Beim Problemorientierten Lernen handelt sich um eine Lernmethode, die das selbstgesteuerte Lernen – in Kleingruppen und durch Selbststudium – anhand von möglichst authentischen beruflichen Problemsituationen in den Mittelpunkt stellt. Die Bearbeitung der Problemsituationen erfolgt in einem strukturierten Prozess, dem sogenannten „Siebensprung“, der die Studierenden von einem vorläufigen Problemverständnis über die Problembearbeitung zu einer Problemlösung bzw. zu einem vertieften Problemverständnis führt. Dieser Lernprozess beinhaltet dabei Phasen des gemeinsamen und des individuellen Lernens, berücksichtigt also sowohl den Teamgedanken als auch das eigenverantwortliche Handeln.

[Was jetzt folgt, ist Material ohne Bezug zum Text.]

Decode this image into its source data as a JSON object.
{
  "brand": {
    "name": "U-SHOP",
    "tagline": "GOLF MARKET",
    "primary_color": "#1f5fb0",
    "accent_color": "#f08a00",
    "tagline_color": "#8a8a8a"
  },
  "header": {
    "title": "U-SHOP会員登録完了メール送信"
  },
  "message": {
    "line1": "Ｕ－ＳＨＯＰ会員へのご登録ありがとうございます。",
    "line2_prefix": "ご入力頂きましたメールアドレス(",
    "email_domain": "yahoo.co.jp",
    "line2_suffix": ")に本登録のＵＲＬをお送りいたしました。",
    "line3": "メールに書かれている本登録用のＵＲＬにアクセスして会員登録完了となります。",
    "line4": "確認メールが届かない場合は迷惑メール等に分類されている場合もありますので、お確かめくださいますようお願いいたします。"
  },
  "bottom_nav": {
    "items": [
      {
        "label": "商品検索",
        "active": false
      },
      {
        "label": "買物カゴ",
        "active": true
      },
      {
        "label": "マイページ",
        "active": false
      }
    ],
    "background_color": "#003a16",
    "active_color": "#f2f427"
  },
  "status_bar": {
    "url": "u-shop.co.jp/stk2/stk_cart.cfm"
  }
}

Darüber hinaus ermöglicht die Arbeit mit realitätsnahen Problemsituationen praxisnahes und fächerübergreifendes Lernen, was wiederum die Anwendung des erworbenen Wissens im Berufsalltag erleichtert. Damit trägt das problemorientierte Lernen dazu bei, die im Bologna-Prozess angestrebte Berufsfeldorientierung des Studiums zu gewährleisten. Gleichzeitig berücksichtigt es die von der Hochschulrektorenkonferenz geforderte Qualitätsverbesserung der Lehre, die u. a. durch studierendenzentrierte Lehrund Lernmethoden erreicht werden soll, die die Selbständigkeit und Eigenverantwortung der Lernenden betonen und dadurch den Kompetenzerwerb unterstützen.